By Cristina Serra
Annualising salaries can be complicated business and new rules are going to make the red tape even redder. Currently, some modern awards allow a flexible agreement between employers and employees to annualise their salaries.
This means, under certain parameters, the operational bureaucracy of calculating overtime, penalties, etc. can be avoided.
An employer can provide a salary that incorporates these extra amounts by paying a higher than normal rate.
In effect, it allows employers to ‘buy’ out various award entitlements – instead of having to calculate and pay actual hours each roster period.
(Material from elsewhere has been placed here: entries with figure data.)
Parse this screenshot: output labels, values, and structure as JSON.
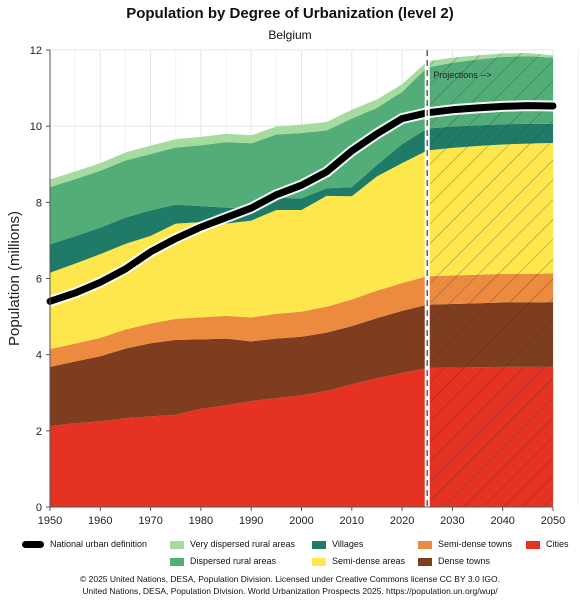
{
  "chart_data": {
    "type": "area",
    "title": "Population by Degree of Urbanization (level 2)",
    "subtitle": "Belgium",
    "xlabel": "",
    "ylabel": "Population (millions)",
    "xlim": [
      1950,
      2050
    ],
    "ylim": [
      0,
      12
    ],
    "x_ticks": [
      "1950",
      "1960",
      "1970",
      "1980",
      "1990",
      "2000",
      "2010",
      "2020",
      "2030",
      "2040",
      "2050"
    ],
    "y_ticks": [
      "0",
      "2",
      "4",
      "6",
      "8",
      "10",
      "12"
    ],
    "grid": "on",
    "projection_start": 2025,
    "projection_label": "Projections -->",
    "x": [
      1950,
      1955,
      1960,
      1965,
      1970,
      1975,
      1980,
      1985,
      1990,
      1995,
      2000,
      2005,
      2010,
      2015,
      2020,
      2025,
      2030,
      2035,
      2040,
      2045,
      2050
    ],
    "series": [
      {
        "name": "Cities",
        "color": "#e63222",
        "values": [
          2.12,
          2.2,
          2.25,
          2.33,
          2.38,
          2.42,
          2.58,
          2.67,
          2.78,
          2.86,
          2.93,
          3.05,
          3.22,
          3.38,
          3.52,
          3.65,
          3.66,
          3.67,
          3.68,
          3.68,
          3.68
        ]
      },
      {
        "name": "Dense towns",
        "color": "#7d3d1e",
        "values": [
          1.56,
          1.62,
          1.71,
          1.83,
          1.92,
          1.97,
          1.82,
          1.75,
          1.57,
          1.56,
          1.54,
          1.53,
          1.53,
          1.58,
          1.63,
          1.66,
          1.67,
          1.68,
          1.69,
          1.69,
          1.7
        ]
      },
      {
        "name": "Semi-dense towns",
        "color": "#ec8a3f",
        "values": [
          0.47,
          0.47,
          0.48,
          0.5,
          0.52,
          0.55,
          0.58,
          0.6,
          0.63,
          0.65,
          0.66,
          0.68,
          0.7,
          0.72,
          0.73,
          0.75,
          0.75,
          0.75,
          0.75,
          0.75,
          0.75
        ]
      },
      {
        "name": "Semi-dense areas",
        "color": "#fde74c",
        "values": [
          2.0,
          2.1,
          2.2,
          2.25,
          2.3,
          2.5,
          2.5,
          2.42,
          2.54,
          2.73,
          2.67,
          2.91,
          2.71,
          3.0,
          3.15,
          3.3,
          3.35,
          3.38,
          3.4,
          3.42,
          3.43
        ]
      },
      {
        "name": "Villages",
        "color": "#1f7b67",
        "values": [
          0.75,
          0.72,
          0.7,
          0.69,
          0.67,
          0.5,
          0.42,
          0.42,
          0.33,
          0.32,
          0.3,
          0.2,
          0.24,
          0.3,
          0.5,
          0.58,
          0.56,
          0.54,
          0.53,
          0.52,
          0.5
        ]
      },
      {
        "name": "Dispersed rural areas",
        "color": "#53ad78",
        "values": [
          1.5,
          1.5,
          1.49,
          1.5,
          1.48,
          1.5,
          1.6,
          1.72,
          1.7,
          1.66,
          1.72,
          1.52,
          1.8,
          1.5,
          1.37,
          1.6,
          1.68,
          1.73,
          1.77,
          1.78,
          1.74
        ]
      },
      {
        "name": "Very dispersed rural areas",
        "color": "#a6dba0",
        "values": [
          0.2,
          0.2,
          0.2,
          0.21,
          0.22,
          0.22,
          0.22,
          0.22,
          0.21,
          0.21,
          0.22,
          0.22,
          0.23,
          0.22,
          0.2,
          0.16,
          0.13,
          0.11,
          0.09,
          0.08,
          0.06
        ]
      }
    ],
    "line_series": {
      "name": "National urban definition",
      "color": "#000000",
      "values": [
        5.4,
        5.62,
        5.9,
        6.25,
        6.7,
        7.05,
        7.35,
        7.6,
        7.85,
        8.2,
        8.45,
        8.8,
        9.35,
        9.8,
        10.2,
        10.35,
        10.43,
        10.48,
        10.52,
        10.54,
        10.53
      ]
    },
    "legend": {
      "placement": "bottom",
      "items": [
        {
          "label": "National urban definition",
          "kind": "line",
          "color": "#000000"
        },
        {
          "label": "Very dispersed rural areas",
          "kind": "area",
          "color": "#a6dba0"
        },
        {
          "label": "Villages",
          "kind": "area",
          "color": "#1f7b67"
        },
        {
          "label": "Semi-dense towns",
          "kind": "area",
          "color": "#ec8a3f"
        },
        {
          "label": "Cities",
          "kind": "area",
          "color": "#e63222"
        },
        {
          "label": "Dispersed rural areas",
          "kind": "area",
          "color": "#53ad78"
        },
        {
          "label": "Semi-dense areas",
          "kind": "area",
          "color": "#fde74c"
        },
        {
          "label": "Dense towns",
          "kind": "area",
          "color": "#7d3d1e"
        }
      ]
    },
    "footer": [
      "© 2025 United Nations, DESA, Population Division. Licensed under Creative Commons license CC BY 3.0 IGO.",
      "United Nations, DESA, Population Division. World Urbanization Prospects 2025. https://population.un.org/wup/"
    ]
  }
}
But here is the issue – if you are paying less than the actual hours worked – then you may have an underpayment claim on your hands. The Fair Work Commission has introduced some new obligations on employers paying annual salaries under these provisions.
Rules from March 1, 2020:
- Keep a written document outlining the conditions of the agreement;
- Only available to full time employees;
- Information on how annualised wage is calculated and what it compensates them for;
- The outer limits of their ordinary hours each pay period;
- An annual reconciliation (from the day of the agreement);
- Shortfalls must be paid within 14 days;
- Records of start and finish times, including unpaid breaks;
- Employee sign off.
How will your payroll system cope with these changes?
At this stage it only affects certain Awards such as Banking, Finance and Insurance Award 2010 and Clerks, Private sector Award 2010 (contact the TCCI to see if your award is in this list). It is envisaged the Fair Work Commission will introduce these changes to other Awards. But, it is unclear how this will affect employment Contracts.
If you have annualised salary components in Employment Contracts, ensure they are legally compliant with well drafted clauses covering the salary components you wish to include.